As Jeremy began to integrate into his new school, Anne hoped that she might be able to help them see how gifted he was. “When the doctors and teachers look at your kid, they say, ‘Here is this kid with this disability and these behaviors, who should get this treatment or these accommodations.’ But they never see the kid through your lenses; you know the great, smart, funny, capable parts of your kid. I think the 2e term is important because it can help them to understand how those lenses can overlay each other. From a strategy perspective it is helpful to hand people an explanatory model of your kid, their challenges and abilities. That makes it hard for them to just say, ‘Well this is a kid who doesn’t want any help or doesn’t have that aptitude or ability.’ You can show them that this kid is very capable, he just needs the right support.”

Anne felt the school was also providing her and Jeremy with a community. The family group therapy sessions introduced her to other parents who were going through similar experiences with their children. Jeremy was beginning to form friendships with kids who were like him at this school. He felt like there were people who finally understood what he was going through, both with the disability and the ability issues.

It was a new experience for Anne, too, to be accepted as a capable parent and not judged for her son’s behavior or her perceived lack of parenting skills. “I wish people would show a little bit of grace about our kids. Maybe they need to spend more time with our kids so that they can realize how lucky they are to be able to have a kid that they don’t have to worry about all the time.”

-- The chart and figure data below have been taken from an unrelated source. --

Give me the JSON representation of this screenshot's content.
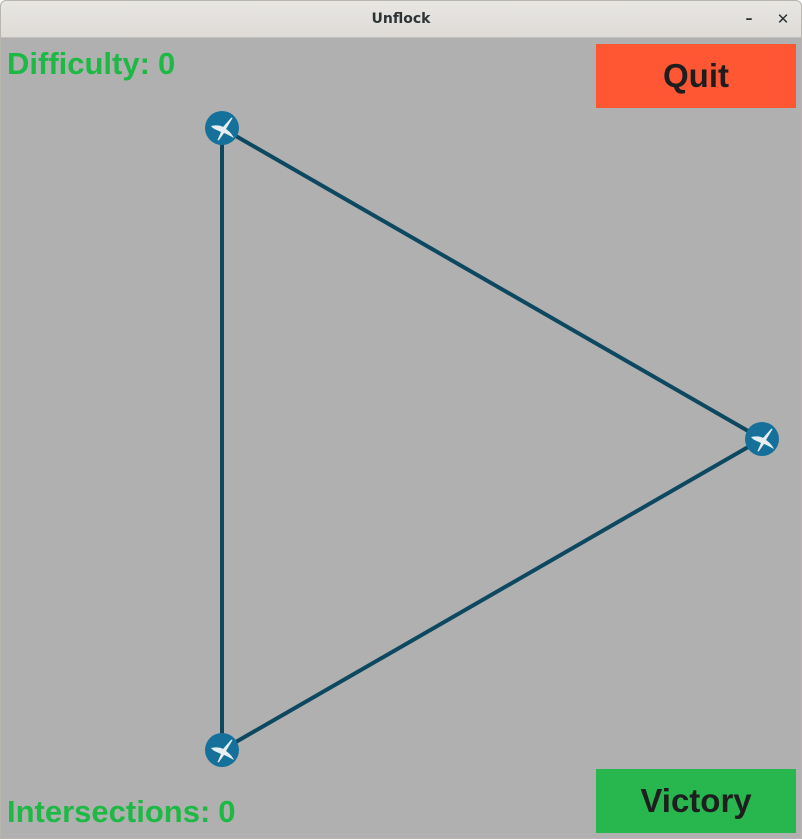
{
  "window": {
    "title": "Unflock",
    "minimize_label": "–",
    "close_label": "✕"
  },
  "hud": {
    "difficulty_label": "Difficulty:",
    "difficulty_value": "0",
    "intersections_label": "Intersections:",
    "intersections_value": "0"
  },
  "buttons": {
    "quit_label": "Quit",
    "victory_label": "Victory"
  },
  "colors": {
    "background": "#b0b0b0",
    "hud_text": "#1db944",
    "quit_button": "#ff5733",
    "victory_button": "#27b74e",
    "edge": "#0d4860",
    "node": "#15709a",
    "node_icon": "#e6eef2"
  },
  "graph": {
    "node_icon": "swallow-bird-icon",
    "node_count": 3,
    "edge_count": 3
  }
}
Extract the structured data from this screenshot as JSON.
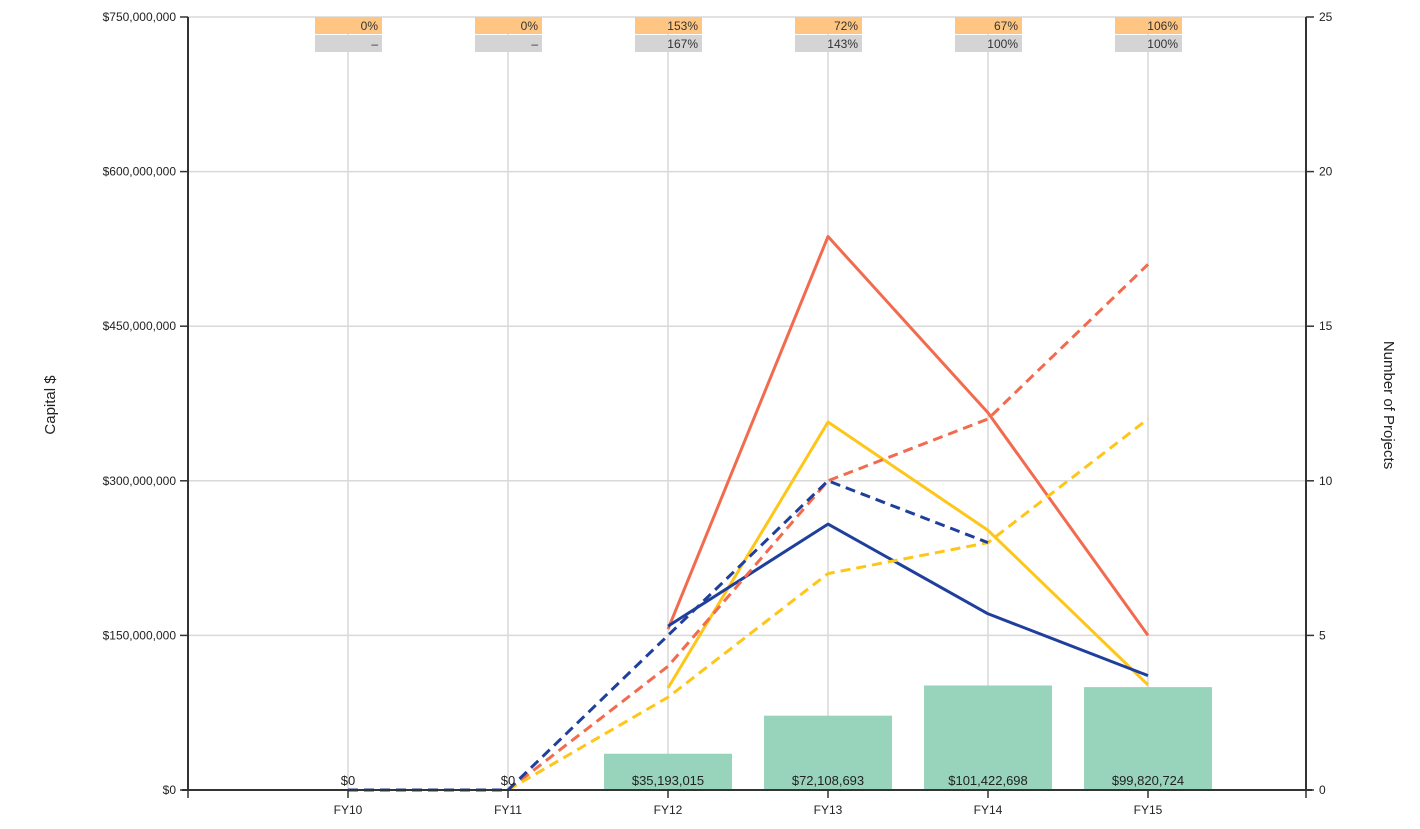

One of the mothers Anne met in the group therapy session had a son who had committed suicide. She told Anne when her son first started talking about suicide, her other kids totally took a backseat. “She told me, ‘When your job is to see that the most desperate one is all right, it can be all consuming.’ Her son killed himself at 18. She had struggled for seven years, but as soon as he became an adult, he killed himself. She kept him alive by putting him in the center of the universe for those seven years, at the expense of her other children, and he did it anyway.”

Anne felt that story illustrated her deepest fears. Over the years, she has tried to work through this fear in many hours of therapy. She admitted, “I finally came to realize, that when your kid is suicidal, you are so scared, you could do everything, and he may still do something that you can’t control. All you can do is love him, and have his back, and get him all the help, but at some point it is his struggle.”

tunnelAnne recounted that when Jeremy’s depression was the most severe, he would say he was going to dig a tunnel under their house and just hibernate underground to get away from the world. Anne always felt that it was a metaphor for death. As Jeremy began to improve, he started to say that maybe he would live the rest of his life in the basement instead of underground.

Anne laughed about this, “You know most parents fear their kid will just want to live in their basement forever, but for me it was like he was beginning to want to live. I was like, ‘Oh my God, you are above ground. Congratulations.’

[1] Selective Serotonin Re-uptake Inhibitors, one of a family of anti-depressant medications.